Eman Merza1, Dr Stephen Pearson2, Professor Glen Lichtwark3, Dr Alessandro Garofolini4, Associate Professor Peter Malliaras1
1Department of Physiotherapy, Faculty of Medicine, Nursing and Health Science, Monash University, Melbourne, Australia, 2Centre for Health, Sport and Rehabilitation Sciences Research, University of Salford, Greater Manchester, United Kingdom , 3Centre for Sensorimotor Performance, School of Human Movement and Nutrition Sciences, University of Queensland, St. Lucia, Brisbane, Australia, 4Institute for Health and Sport (IHES), Victoria University, Melbourne, Australia
Stiffness of the Achilles tendon (AT) is a key determinant of the efficiency of the triceps surae muscle output during human locomotion. Freehand three-dimensional ultrasound (3DUS) is a promising method for measuring AT stiffness, and particularly the free AT (2-6 cm proximal to calcaneus), which is commonly injured. This study aimed to investigate the test-retest reliability of freehand 3DUS in measuring free AT stiffness in humans.

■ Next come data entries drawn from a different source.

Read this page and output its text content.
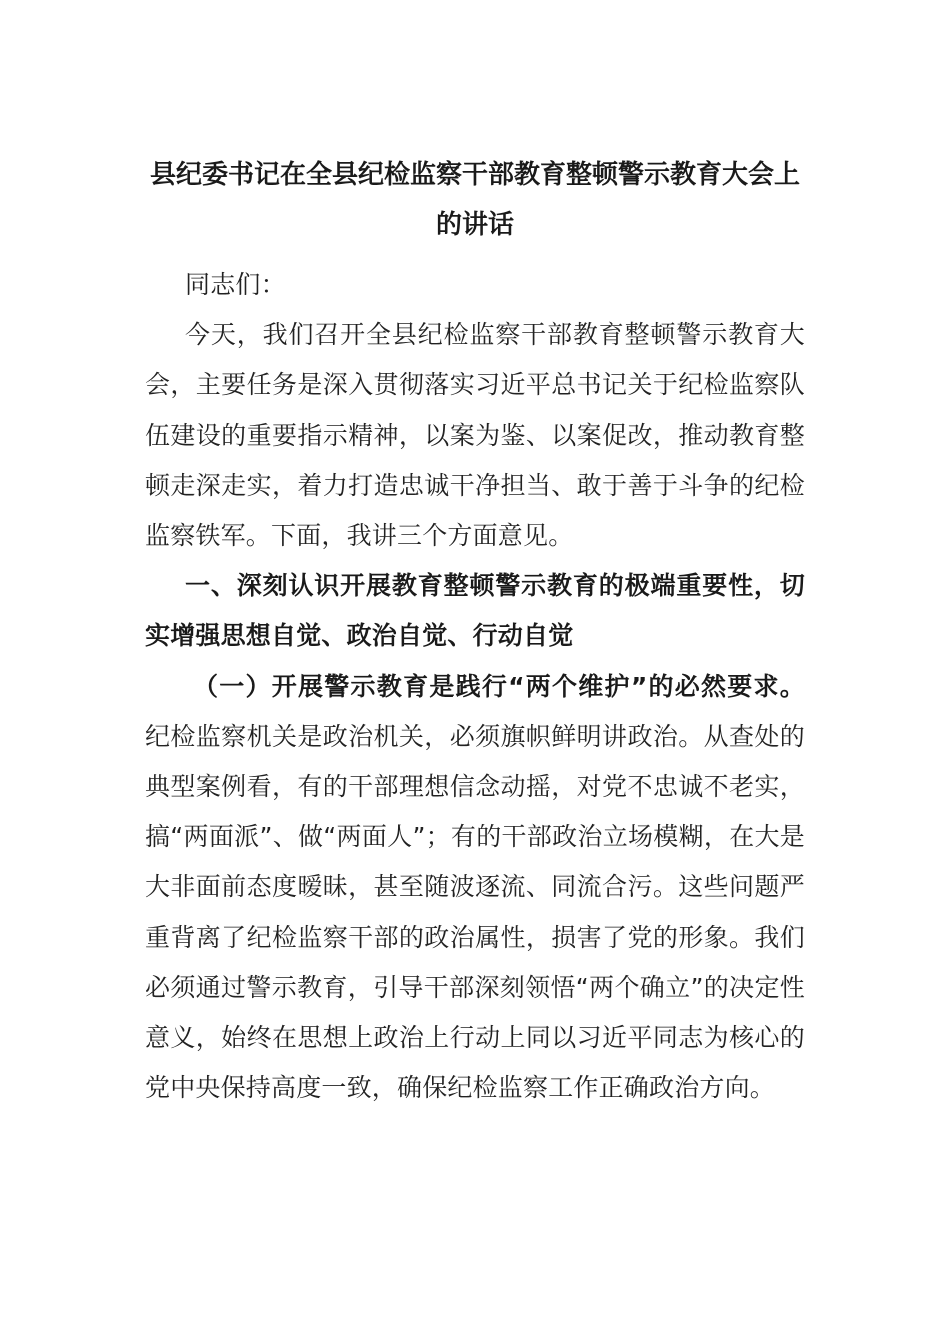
县纪委书记在全县纪检监察干部教育整顿警示教育大会上
的讲话

同志们：

今天，我们召开全县纪检监察干部教育整顿警示教育大会，主要任务是深入贯彻落实习近平总书记关于纪检监察队伍建设的重要指示精神，以案为鉴、以案促改，推动教育整顿走深走实，着力打造忠诚干净担当、敢于善于斗争的纪检监察铁军。下面，我讲三个方面意见。

一、深刻认识开展教育整顿警示教育的极端重要性，切实增强思想自觉、政治自觉、行动自觉

（一）开展警示教育是践行“两个维护”的必然要求。纪检监察机关是政治机关，必须旗帜鲜明讲政治。从查处的典型案例看，有的干部理想信念动摇，对党不忠诚不老实，搞“两面派”、做“两面人”；有的干部政治立场模糊，在大是大非面前态度暧昧，甚至随波逐流、同流合污。这些问题严重背离了纪检监察干部的政治属性，损害了党的形象。我们必须通过警示教育，引导干部深刻领悟“两个确立”的决定性意义，始终在思想上政治上行动上同以习近平同志为核心的党中央保持高度一致，确保纪检监察工作正确政治方向。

The free AT length of healthy participants (n=10) was scanned on the same day on two consecutive occasions (1 hour apart) during rest and isometric planterflexion contractions at 20%, 40%, and 60% of maximum force. Relative reliability was assessed using the intra-class correlation coefficient (ICC) and absolute reliability was estimated with standard error of measurement (SEM), and smallest detectable change (SDC). Systematic bias in stiffness measures was explored by comparing test and retest distributions and Bland-Altman plots.
The test-retest reliability for free AT stiffness using freehand 3DUS was excellent [ICC= 0.994 (95% CI 0.978 to 0.999)]. The mean difference (SD) was -3.15 (± 26.6) N/mm, SEM was 18.82 N/mm, and SDC was 52.14 N/mm. The Bland and Altman plot showed no systematic bias within stiffness measures.
This study has established the reliability of freehand 3DUS for determining free AT stiffness in healthy humans. Freehand 3DUS could be implemented in research or clinical practice to measure and monitor changes in free AT stiffness that may occur with loading or as a consequence of tendon injury or pathology.
Eman Merza is a full-time PhD student at Monash University department of physiotherapy. She obtained her bachelor’s degree in physiotherapy from Kuwait University in 2008 and her master’s degree from the University of Nottingham (UK) in 2016. Eman research focus is Achilles tendinopathy. She is investigating the biomechanical adaptation of the Achilles tendon in response to load.